Я удерживаю камеру на бедре и сжимаю ее подрагивающую руку. Горошинка оглядывается и смотрит на меня сквозь розовые очки в форме сердечек, которые купила в аэропорту. А потом опускает взгляд.

— Зачем ты вообще взяла с собой это старье? — Она кивает на старенькую отцовскую камеру «Pentax», ту самую, в объектив которой он впервые увидел нашу маму. — На eBay за нее и пятидесяти фунтов не дадут. Однажды я уже пыталась ее продать. Теперь, знаешь ли, все снимают на цифру.

— Да я знаю, но это ведь больше чем просто камера, это… память. Маленький кусочек маминой и папиной истории. К тому же мне нравится снимать и смотреть на мир в объектив. Я подумала, что могла бы поснимать в тех местах, где снимал папа, воссоздать для него его же фотографии. Пусть он и не смог поехать с нами, зато его камера смогла. Я подумала, что ему это понравится.

— Понравится, — кивнула Горошинка. — Ты должна была стать фотографом, а не ученым, ты слишком творческий человек, чтобы быть ученым.

— Я физик, — напоминаю я. — Многое из того, что я делаю, — это искусство. Как ты себя чувствуешь?

— Как будто мне прямо очень-очень хочется набухаться, или накуриться, или все сразу, — говорит она. — Но потом я просыпаюсь, и все как всегда. Ничего нового.

Несколько мгновений мы едем в тишине.

— А ты как? — наконец спрашивает она. — Я имею в виду… на самом деле.

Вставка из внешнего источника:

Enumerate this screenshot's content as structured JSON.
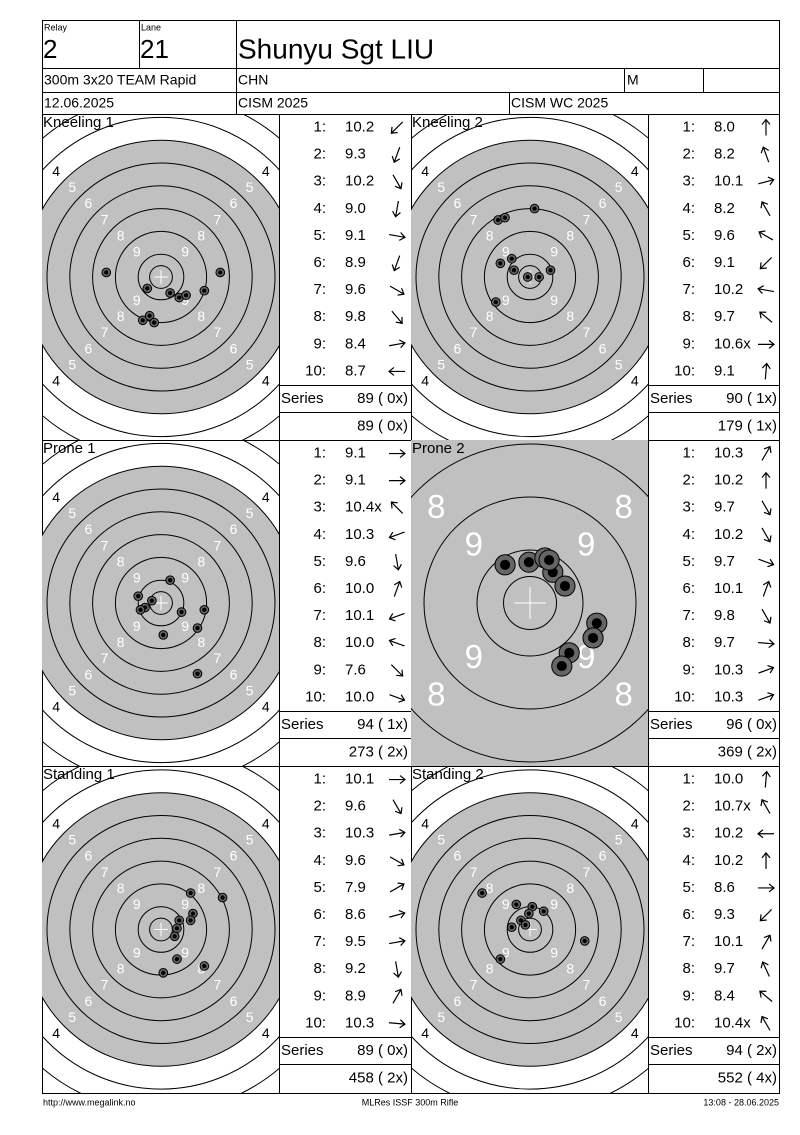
{
  "header": {
    "relay_label": "Relay",
    "relay": "2",
    "lane_label": "Lane",
    "lane": "21",
    "name": "Shunyu Sgt LIU",
    "event": "300m 3x20 TEAM Rapid",
    "nation": "CHN",
    "gender": "M",
    "date": "12.06.2025",
    "competition": "CISM 2025",
    "match": "CISM WC 2025"
  },
  "target": {
    "ring_labels": [
      "4",
      "5",
      "6",
      "7",
      "8",
      "9"
    ]
  },
  "panels": [
    {
      "title": "Kneeling 1",
      "numbers": [
        "1:",
        "2:",
        "3:",
        "4:",
        "5:",
        "6:",
        "7:",
        "8:",
        "9:",
        "10:"
      ],
      "scores": [
        "10.2",
        "9.3",
        "10.2",
        "9.0",
        "9.1",
        "8.9",
        "9.6",
        "9.8",
        "8.4",
        "8.7"
      ],
      "arrows": [
        225,
        200,
        150,
        190,
        100,
        200,
        120,
        140,
        80,
        270
      ],
      "hits": [
        [
          -2.4,
          -0.2
        ],
        [
          -0.6,
          0.5
        ],
        [
          0.4,
          0.7
        ],
        [
          0.8,
          0.9
        ],
        [
          1.1,
          0.8
        ],
        [
          1.9,
          0.6
        ],
        [
          2.6,
          -0.2
        ],
        [
          -0.8,
          1.9
        ],
        [
          -0.5,
          1.7
        ],
        [
          -0.3,
          2.0
        ]
      ],
      "series_label": "Series",
      "series": "89 ( 0x)",
      "total": "89 ( 0x)"
    },
    {
      "title": "Kneeling 2",
      "numbers": [
        "1:",
        "2:",
        "3:",
        "4:",
        "5:",
        "6:",
        "7:",
        "8:",
        "9:",
        "10:"
      ],
      "scores": [
        "8.0",
        "8.2",
        "10.1",
        "8.2",
        "9.6",
        "9.1",
        "10.2",
        "9.7",
        "10.6x",
        "9.1"
      ],
      "arrows": [
        0,
        340,
        75,
        330,
        300,
        225,
        280,
        310,
        90,
        5
      ],
      "hits": [
        [
          -1.4,
          -2.5
        ],
        [
          -1.1,
          -2.6
        ],
        [
          0.2,
          -3.0
        ],
        [
          -0.8,
          -0.8
        ],
        [
          -1.3,
          -0.6
        ],
        [
          -0.7,
          -0.3
        ],
        [
          0.4,
          0.0
        ],
        [
          0.9,
          -0.3
        ],
        [
          -1.5,
          1.1
        ],
        [
          -0.1,
          0.0
        ]
      ],
      "series_label": "Series",
      "series": "90 ( 1x)",
      "total": "179 ( 1x)"
    },
    {
      "title": "Prone 1",
      "numbers": [
        "1:",
        "2:",
        "3:",
        "4:",
        "5:",
        "6:",
        "7:",
        "8:",
        "9:",
        "10:"
      ],
      "scores": [
        "9.1",
        "9.1",
        "10.4x",
        "10.3",
        "9.6",
        "10.0",
        "10.1",
        "10.0",
        "7.6",
        "10.0"
      ],
      "arrows": [
        90,
        90,
        315,
        250,
        170,
        20,
        250,
        290,
        135,
        110
      ],
      "hits": [
        [
          0.4,
          -1.0
        ],
        [
          -1.0,
          -0.3
        ],
        [
          -0.7,
          0.2
        ],
        [
          -0.9,
          0.3
        ],
        [
          0.9,
          0.4
        ],
        [
          1.9,
          0.3
        ],
        [
          1.6,
          1.1
        ],
        [
          0.1,
          1.4
        ],
        [
          1.6,
          3.1
        ],
        [
          -0.4,
          -0.1
        ]
      ],
      "series_label": "Series",
      "series": "94 ( 1x)",
      "total": "273 ( 2x)"
    },
    {
      "title": "Prone 2",
      "numbers": [
        "1:",
        "2:",
        "3:",
        "4:",
        "5:",
        "6:",
        "7:",
        "8:",
        "9:",
        "10:"
      ],
      "scores": [
        "10.3",
        "10.2",
        "9.7",
        "10.2",
        "9.7",
        "10.1",
        "9.8",
        "9.7",
        "10.3",
        "10.3"
      ],
      "arrows": [
        30,
        0,
        150,
        150,
        110,
        20,
        150,
        95,
        70,
        70
      ],
      "hits": [
        [
          -0.47,
          -0.72
        ],
        [
          -0.02,
          -0.77
        ],
        [
          0.28,
          -0.85
        ],
        [
          0.43,
          -0.58
        ],
        [
          0.66,
          -0.32
        ],
        [
          1.26,
          0.38
        ],
        [
          1.19,
          0.66
        ],
        [
          0.74,
          0.94
        ],
        [
          0.6,
          1.19
        ],
        [
          0.36,
          -0.81
        ]
      ],
      "series_label": "Series",
      "series": "96 ( 0x)",
      "total": "369 ( 2x)"
    },
    {
      "title": "Standing 1",
      "numbers": [
        "1:",
        "2:",
        "3:",
        "4:",
        "5:",
        "6:",
        "7:",
        "8:",
        "9:",
        "10:"
      ],
      "scores": [
        "10.1",
        "9.6",
        "10.3",
        "9.6",
        "7.9",
        "8.6",
        "9.5",
        "9.2",
        "8.9",
        "10.3"
      ],
      "arrows": [
        90,
        150,
        80,
        120,
        60,
        75,
        80,
        170,
        30,
        95
      ],
      "hits": [
        [
          1.3,
          -1.6
        ],
        [
          2.7,
          -1.4
        ],
        [
          1.4,
          -0.7
        ],
        [
          1.3,
          -0.4
        ],
        [
          0.8,
          -0.4
        ],
        [
          0.7,
          -0.05
        ],
        [
          0.6,
          0.3
        ],
        [
          0.7,
          1.3
        ],
        [
          1.9,
          1.6
        ],
        [
          0.1,
          1.9
        ]
      ],
      "series_label": "Series",
      "series": "89 ( 0x)",
      "total": "458 ( 2x)"
    },
    {
      "title": "Standing 2",
      "numbers": [
        "1:",
        "2:",
        "3:",
        "4:",
        "5:",
        "6:",
        "7:",
        "8:",
        "9:",
        "10:"
      ],
      "scores": [
        "10.0",
        "10.7x",
        "10.2",
        "10.2",
        "8.6",
        "9.3",
        "10.1",
        "9.7",
        "8.4",
        "10.4x"
      ],
      "arrows": [
        5,
        330,
        270,
        0,
        90,
        225,
        30,
        335,
        310,
        330
      ],
      "hits": [
        [
          -2.1,
          -1.6
        ],
        [
          -0.6,
          -1.1
        ],
        [
          0.1,
          -1.0
        ],
        [
          0.6,
          -0.8
        ],
        [
          -0.05,
          -0.7
        ],
        [
          -0.4,
          -0.4
        ],
        [
          -0.8,
          -0.1
        ],
        [
          -0.2,
          -0.2
        ],
        [
          2.4,
          0.5
        ],
        [
          -1.3,
          1.3
        ]
      ],
      "series_label": "Series",
      "series": "94 ( 2x)",
      "total": "552 ( 4x)"
    }
  ],
  "footer": {
    "left": "http://www.megalink.no",
    "center": "MLRes ISSF 300m Rifle",
    "right": "13:08 - 28.06.2025"
  }
}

Я не знаю, что сказать, потому что, если говорить начистоту, придется выложить, что я охвачена горем и яростью, напугана, потеряна, ни в чем не уверена и никак не могу восстановить равновесие. Я молчу. Наша мама умерла, наглотавшись таблеток. Столько лет наш мир вращался вокруг ее депрессии, и мы не смогли вовремя заметить, что происходит, не смогли ее спасти. Я не могу себе этого простить. Кроме того, с недавних пор меня преследует странное чувство, будто у меня внутри поселился кто-то чужой и этот чужой — я сама, какая-то больная версия меня, с которой я не ощущаю никакого сходства, и это меня очень бесит.